To oversee and provide independent input to hatchery reform, The Hatchery
Scientific Review Group (HSRG) was established by Congress to ensure
programs in Puget Sound and Coastal Washington be scientifically founded
and evaluated; that independent scientists interact with agency and
tribal scientists to provide direction and operational guidelines; and
that the system as a whole be evaluated for compliance with scientific
recommendations. The objective of the Scientific Group is to assemble,
organize and apply the best available scientific information to provide
guidance to policy makers who are implementing hatchery reform.
Hatcheries do have a place in the fisheries system, producing stock
particularly for our lake systems. Without hatcheries to supply trout
to many of our eastside lakes we would not have a recreational fishery.
The construction and management of hatcheries on our stream systems
is another matter. It is clear from the "North of Falcon"
process and from reading WDFW promotional material, a major focus of
the Department is the development of sustainable "take" fisheries.
The key issues on hatchery development are: how can hatchery facilities
be built to not hinder fish passage; the taking of eggs from native
stocks and the impact this take can have on the health native stock;
and the management of hatcheries to insure that regionally imprinted
hatchery stocks remain in their native drainage system, both in terms
of location and timing of the naturally occurring spawning process.
What we sometimes forget is the importance of habitat creation and maintenance.

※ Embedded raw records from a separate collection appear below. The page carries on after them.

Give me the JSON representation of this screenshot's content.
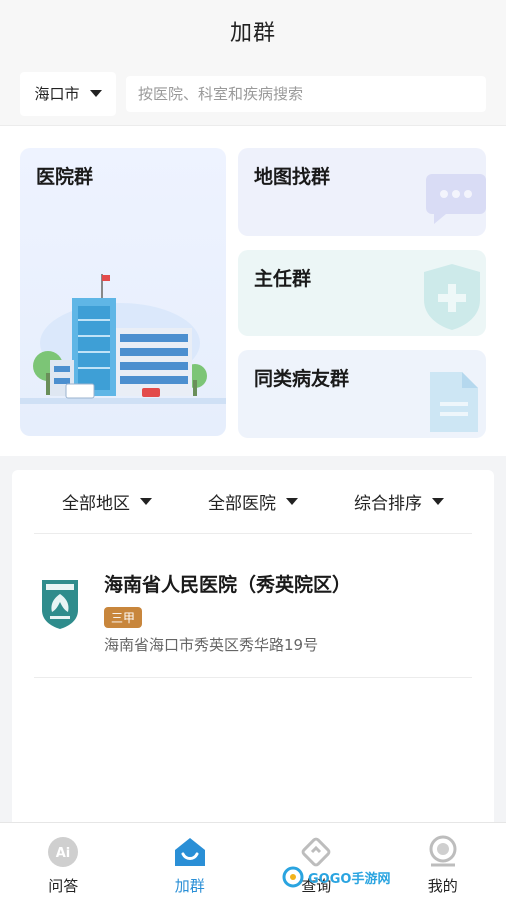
{
  "header": {
    "title": "加群"
  },
  "search": {
    "city": "海口市",
    "placeholder": "按医院、科室和疾病搜索"
  },
  "cards": {
    "hospital_group": "医院群",
    "map_group": "地图找群",
    "director_group": "主任群",
    "patient_group": "同类病友群"
  },
  "filters": {
    "region": "全部地区",
    "hospital": "全部医院",
    "sort": "综合排序"
  },
  "hospitals": [
    {
      "name": "海南省人民医院（秀英院区）",
      "grade": "三甲",
      "address": "海南省海口市秀英区秀华路19号"
    }
  ],
  "nav": {
    "items": [
      {
        "label": "问答",
        "icon": "ai-icon"
      },
      {
        "label": "加群",
        "icon": "group-icon"
      },
      {
        "label": "查询",
        "icon": "diamond-icon"
      },
      {
        "label": "我的",
        "icon": "user-icon"
      }
    ],
    "watermark": "GOGO手游网"
  },
  "colors": {
    "accent": "#2a8fd6",
    "badge": "#c8863c"
  }
}
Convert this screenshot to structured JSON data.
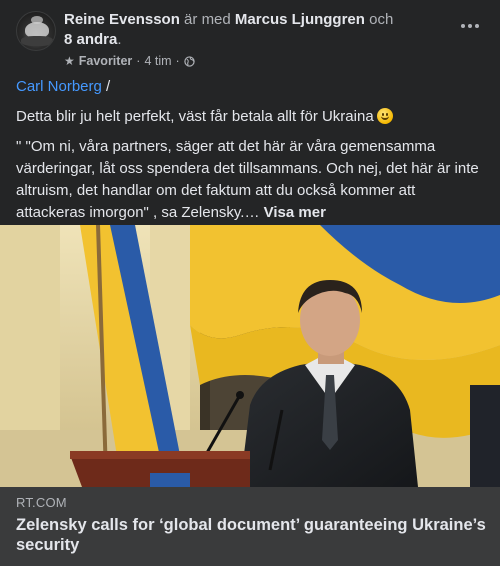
{
  "header": {
    "author": "Reine Evensson",
    "with_text": " är med ",
    "tagged": "Marcus Ljunggren",
    "and_text": " och ",
    "others": "8 andra",
    "period": ".",
    "audience": "Favoriter",
    "time": "4 tim",
    "separator": "·"
  },
  "post": {
    "mention": "Carl Norberg",
    "slash": " /",
    "line1": "Detta blir ju helt perfekt, väst får betala allt för Ukraina",
    "quote": "\" \"Om ni, våra partners, säger att det här är våra gemensamma värderingar, låt oss spendera det tillsammans. Och nej, det här är inte altruism, det handlar om det faktum att du också kommer att attackeras imorgon\" , sa Zelensky.…",
    "see_more": "Visa mer"
  },
  "link_preview": {
    "source": "RT.COM",
    "headline": "Zelensky calls for ‘global document’ guaranteeing Ukraine’s security"
  },
  "icons": [
    "star-icon",
    "globe-icon",
    "more-icon",
    "smile-emoji-icon"
  ],
  "colors": {
    "background": "#242526",
    "link": "#4599ff",
    "preview_background": "#3a3b3c",
    "flag_blue": "#2a5ba8",
    "flag_yellow": "#f2c230"
  }
}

When evaluating, designing and deciding on the sitting of such facilities,
a complete evaluation of the receiving drainage basin health should
be undertaken. Where urbanization has occurred and natural stream systems
heavily modified, efforts should focus on habitat recovery. The basin
within which a hatchery exists or is proposed, should be thoroughly
evaluated and the hatchery construction plan should be timed to coincide
with habitat recovery efforts. A hatchery construction decision may
be premature or inappropriate if a habitat recovery plan for the basin
is not in place, or not possible.
It is hopeful that the HRGS group is in place and that hatchery management
decisions will be influenced by their recommendations. In the meantime,
organizations such as TU, the Marine Trade Association and FFF should
not forget the habitat within which healthy cold water fisheries must
survive. "Unqualified" support hatcheries should never occur.
Support for hatcheries should be given due consideration, always in
the context of comprehensive basin habitat recovery programs.